There seem to be many different 'kinds' of entropy. I've come across two different concepts:
A) The XKCD example of correcthorsebatterystaple
. It has 44 bits of entropy because four words randomly chosen from a list of 2048 words is 4 * log2(2048) = 44 bits of entropy. This I understand.
B) The Shannon entropy of the actual string i.e. the entropy is calculated based on frequencies of the letters/symbols. Applying the Shannon formula on correcthorsebatterystaple
the result is 3.36 bits of entropy per character.

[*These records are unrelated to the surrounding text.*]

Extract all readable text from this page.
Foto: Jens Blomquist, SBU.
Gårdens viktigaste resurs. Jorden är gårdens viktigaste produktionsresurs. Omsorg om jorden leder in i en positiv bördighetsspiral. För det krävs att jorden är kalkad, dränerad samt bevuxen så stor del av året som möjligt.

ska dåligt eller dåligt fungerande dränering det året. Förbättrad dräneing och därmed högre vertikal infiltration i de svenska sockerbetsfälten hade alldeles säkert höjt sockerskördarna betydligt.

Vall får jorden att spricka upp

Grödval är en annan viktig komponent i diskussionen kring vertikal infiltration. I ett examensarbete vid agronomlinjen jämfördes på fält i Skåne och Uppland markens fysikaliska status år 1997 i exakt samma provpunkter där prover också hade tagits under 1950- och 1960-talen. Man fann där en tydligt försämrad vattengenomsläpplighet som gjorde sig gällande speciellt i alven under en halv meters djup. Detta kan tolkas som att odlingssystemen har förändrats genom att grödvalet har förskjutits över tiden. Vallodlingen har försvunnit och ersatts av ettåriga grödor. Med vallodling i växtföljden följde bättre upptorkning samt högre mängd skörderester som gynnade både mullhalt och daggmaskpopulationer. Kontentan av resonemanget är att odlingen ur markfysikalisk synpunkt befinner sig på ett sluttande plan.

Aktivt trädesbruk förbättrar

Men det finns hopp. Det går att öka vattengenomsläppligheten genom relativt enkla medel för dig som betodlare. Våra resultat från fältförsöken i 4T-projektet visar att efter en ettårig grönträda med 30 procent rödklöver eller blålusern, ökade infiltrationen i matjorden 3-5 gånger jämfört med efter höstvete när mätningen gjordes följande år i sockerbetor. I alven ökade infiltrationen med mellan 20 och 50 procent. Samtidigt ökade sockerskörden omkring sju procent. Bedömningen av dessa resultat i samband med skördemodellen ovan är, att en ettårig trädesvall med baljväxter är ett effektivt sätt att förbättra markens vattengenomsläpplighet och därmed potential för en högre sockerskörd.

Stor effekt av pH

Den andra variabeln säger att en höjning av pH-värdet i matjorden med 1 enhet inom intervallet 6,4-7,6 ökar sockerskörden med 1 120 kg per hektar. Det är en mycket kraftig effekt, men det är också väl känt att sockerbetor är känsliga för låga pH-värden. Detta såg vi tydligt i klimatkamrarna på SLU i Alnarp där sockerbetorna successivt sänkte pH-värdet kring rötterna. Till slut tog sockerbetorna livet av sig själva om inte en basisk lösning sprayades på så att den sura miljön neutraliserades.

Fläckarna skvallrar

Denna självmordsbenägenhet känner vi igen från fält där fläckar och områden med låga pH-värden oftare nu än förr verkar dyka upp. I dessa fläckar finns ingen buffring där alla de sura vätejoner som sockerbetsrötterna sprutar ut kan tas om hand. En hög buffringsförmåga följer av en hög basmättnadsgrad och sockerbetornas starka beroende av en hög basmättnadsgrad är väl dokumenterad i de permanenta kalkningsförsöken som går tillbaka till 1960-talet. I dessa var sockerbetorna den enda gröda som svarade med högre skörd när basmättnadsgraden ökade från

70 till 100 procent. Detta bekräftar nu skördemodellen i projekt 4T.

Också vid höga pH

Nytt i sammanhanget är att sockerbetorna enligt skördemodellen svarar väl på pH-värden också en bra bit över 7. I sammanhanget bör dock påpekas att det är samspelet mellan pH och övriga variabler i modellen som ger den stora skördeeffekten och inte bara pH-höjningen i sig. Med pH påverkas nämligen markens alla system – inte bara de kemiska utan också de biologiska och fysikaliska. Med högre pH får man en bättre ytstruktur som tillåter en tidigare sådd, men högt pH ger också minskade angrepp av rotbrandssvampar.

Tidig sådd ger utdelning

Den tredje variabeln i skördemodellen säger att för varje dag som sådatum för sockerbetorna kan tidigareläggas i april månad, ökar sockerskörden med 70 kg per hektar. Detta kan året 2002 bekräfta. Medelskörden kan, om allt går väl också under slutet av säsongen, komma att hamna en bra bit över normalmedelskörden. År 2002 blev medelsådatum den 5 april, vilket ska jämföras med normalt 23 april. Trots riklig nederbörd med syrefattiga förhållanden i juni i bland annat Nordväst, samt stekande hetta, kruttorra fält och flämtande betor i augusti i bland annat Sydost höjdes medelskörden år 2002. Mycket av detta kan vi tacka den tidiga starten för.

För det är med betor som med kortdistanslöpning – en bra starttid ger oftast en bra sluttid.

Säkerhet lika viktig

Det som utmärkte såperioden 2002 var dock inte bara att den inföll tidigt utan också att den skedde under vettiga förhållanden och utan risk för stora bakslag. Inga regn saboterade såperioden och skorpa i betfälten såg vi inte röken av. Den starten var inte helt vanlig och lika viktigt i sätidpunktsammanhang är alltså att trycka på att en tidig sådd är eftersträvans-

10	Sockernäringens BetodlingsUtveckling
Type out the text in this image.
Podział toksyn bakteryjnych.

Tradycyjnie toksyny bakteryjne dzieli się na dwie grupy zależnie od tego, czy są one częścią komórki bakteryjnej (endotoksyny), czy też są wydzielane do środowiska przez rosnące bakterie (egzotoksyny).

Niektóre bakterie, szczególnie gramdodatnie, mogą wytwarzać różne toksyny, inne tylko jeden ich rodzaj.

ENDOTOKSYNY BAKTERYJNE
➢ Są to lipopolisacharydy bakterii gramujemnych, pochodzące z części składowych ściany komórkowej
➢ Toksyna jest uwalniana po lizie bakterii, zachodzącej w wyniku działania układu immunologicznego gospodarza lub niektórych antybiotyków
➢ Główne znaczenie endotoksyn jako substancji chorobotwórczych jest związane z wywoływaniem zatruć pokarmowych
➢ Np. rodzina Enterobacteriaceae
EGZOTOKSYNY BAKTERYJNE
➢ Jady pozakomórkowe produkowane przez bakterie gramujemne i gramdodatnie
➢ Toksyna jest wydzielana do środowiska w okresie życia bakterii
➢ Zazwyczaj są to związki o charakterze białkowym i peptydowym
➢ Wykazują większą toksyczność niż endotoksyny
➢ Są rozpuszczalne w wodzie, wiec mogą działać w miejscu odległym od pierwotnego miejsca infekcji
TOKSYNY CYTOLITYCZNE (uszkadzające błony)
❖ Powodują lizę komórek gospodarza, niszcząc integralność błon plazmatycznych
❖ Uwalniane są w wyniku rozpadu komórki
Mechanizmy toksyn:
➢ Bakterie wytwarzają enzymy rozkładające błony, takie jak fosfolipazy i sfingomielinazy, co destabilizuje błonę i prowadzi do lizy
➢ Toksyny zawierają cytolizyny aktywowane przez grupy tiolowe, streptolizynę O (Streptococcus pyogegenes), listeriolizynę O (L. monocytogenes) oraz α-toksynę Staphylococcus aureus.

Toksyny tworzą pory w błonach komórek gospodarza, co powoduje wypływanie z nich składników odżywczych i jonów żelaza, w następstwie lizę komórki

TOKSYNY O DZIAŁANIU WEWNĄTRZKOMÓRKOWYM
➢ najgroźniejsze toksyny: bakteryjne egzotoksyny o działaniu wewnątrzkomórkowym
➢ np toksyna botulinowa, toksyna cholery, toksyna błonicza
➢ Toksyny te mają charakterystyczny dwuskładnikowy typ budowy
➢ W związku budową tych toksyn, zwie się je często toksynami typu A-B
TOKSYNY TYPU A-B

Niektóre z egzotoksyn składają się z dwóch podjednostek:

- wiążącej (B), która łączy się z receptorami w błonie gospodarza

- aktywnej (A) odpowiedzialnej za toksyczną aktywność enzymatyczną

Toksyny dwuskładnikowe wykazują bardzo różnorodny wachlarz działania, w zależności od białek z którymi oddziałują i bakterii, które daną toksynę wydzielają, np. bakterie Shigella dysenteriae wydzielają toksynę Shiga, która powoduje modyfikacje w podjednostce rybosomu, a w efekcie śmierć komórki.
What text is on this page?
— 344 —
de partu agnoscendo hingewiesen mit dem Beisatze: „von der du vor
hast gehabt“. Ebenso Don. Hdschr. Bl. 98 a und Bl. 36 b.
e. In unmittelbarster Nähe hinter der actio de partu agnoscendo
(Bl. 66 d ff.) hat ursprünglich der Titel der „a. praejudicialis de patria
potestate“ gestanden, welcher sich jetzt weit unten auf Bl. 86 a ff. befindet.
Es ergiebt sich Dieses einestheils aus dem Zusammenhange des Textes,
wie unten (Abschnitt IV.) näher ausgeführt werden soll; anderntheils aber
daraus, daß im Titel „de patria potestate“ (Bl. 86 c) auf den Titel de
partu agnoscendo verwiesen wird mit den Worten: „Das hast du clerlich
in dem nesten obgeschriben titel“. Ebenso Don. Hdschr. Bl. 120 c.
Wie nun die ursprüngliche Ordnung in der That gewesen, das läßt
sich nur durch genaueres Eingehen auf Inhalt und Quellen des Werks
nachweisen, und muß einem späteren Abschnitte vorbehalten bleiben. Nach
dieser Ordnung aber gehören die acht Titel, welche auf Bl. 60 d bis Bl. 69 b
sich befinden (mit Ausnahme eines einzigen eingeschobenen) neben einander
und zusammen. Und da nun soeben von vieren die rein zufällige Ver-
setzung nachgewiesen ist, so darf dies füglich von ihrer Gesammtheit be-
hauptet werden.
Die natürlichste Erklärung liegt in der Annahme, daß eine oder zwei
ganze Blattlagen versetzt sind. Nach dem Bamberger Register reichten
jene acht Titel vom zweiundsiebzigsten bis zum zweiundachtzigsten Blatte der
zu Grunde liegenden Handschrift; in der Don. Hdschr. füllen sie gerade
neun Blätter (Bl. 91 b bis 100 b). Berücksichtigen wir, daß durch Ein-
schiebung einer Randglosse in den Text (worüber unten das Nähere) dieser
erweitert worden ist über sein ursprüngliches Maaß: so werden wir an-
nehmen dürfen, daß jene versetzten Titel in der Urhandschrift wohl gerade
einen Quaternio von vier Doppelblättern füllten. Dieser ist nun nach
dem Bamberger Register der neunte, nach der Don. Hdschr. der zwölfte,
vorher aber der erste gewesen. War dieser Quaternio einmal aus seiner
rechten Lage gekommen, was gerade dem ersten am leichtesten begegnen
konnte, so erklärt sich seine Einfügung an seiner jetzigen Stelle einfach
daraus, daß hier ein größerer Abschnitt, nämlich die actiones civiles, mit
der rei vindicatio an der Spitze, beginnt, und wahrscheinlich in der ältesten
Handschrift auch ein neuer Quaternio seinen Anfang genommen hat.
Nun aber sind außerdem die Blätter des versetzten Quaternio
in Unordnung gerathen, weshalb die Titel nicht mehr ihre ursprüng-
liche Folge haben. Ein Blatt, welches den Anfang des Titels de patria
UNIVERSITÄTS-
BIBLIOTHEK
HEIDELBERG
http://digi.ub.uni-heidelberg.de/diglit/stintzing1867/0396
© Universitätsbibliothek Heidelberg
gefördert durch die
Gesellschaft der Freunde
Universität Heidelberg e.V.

# from http://stackoverflow.com/a/2979208
import math
def entropy(string):
"Calculates the Shannon entropy of a string"
# get probability of chars in string
prob = [ float(string.count(c)) / len(string) for c in dict.fromkeys(list(string)) ]
# calculate the entropy
entropy = - sum([ p * math.log(p) / math.log(2.0) for p in prob ])
return entropy
print entropy('correcthorsebatterystaple')
# => 3.36385618977
Wikipedia only adds to my confusion:
It is important to realize the difference between the entropy of a set of possible outcomes, and the entropy of a particular outcome. A single toss of a fair coin has an entropy of one bit, but a particular result (e.g. "heads") has zero entropy, since it is entirely "predictable".
-- Wikipedia: Entropy (information theory)
I don't quite understand the distinction between the entropy of the toss (generation) and the entropy of the result (the string).
- When is B used and for what purpose?
- Which concept accurately reflects the entropy of the password?
- Is there terminology to differentiate between the two?
- True randomness could give us
correctcorrectcorrectcorrect
. Using A we still have 44 bits. Using B the entropy would be the same as that ofcorrect
. When is the difference between the two important? - If a requirement specifies that a string needs to have 20 bits of entropy—do I use A or B to determine the entropy?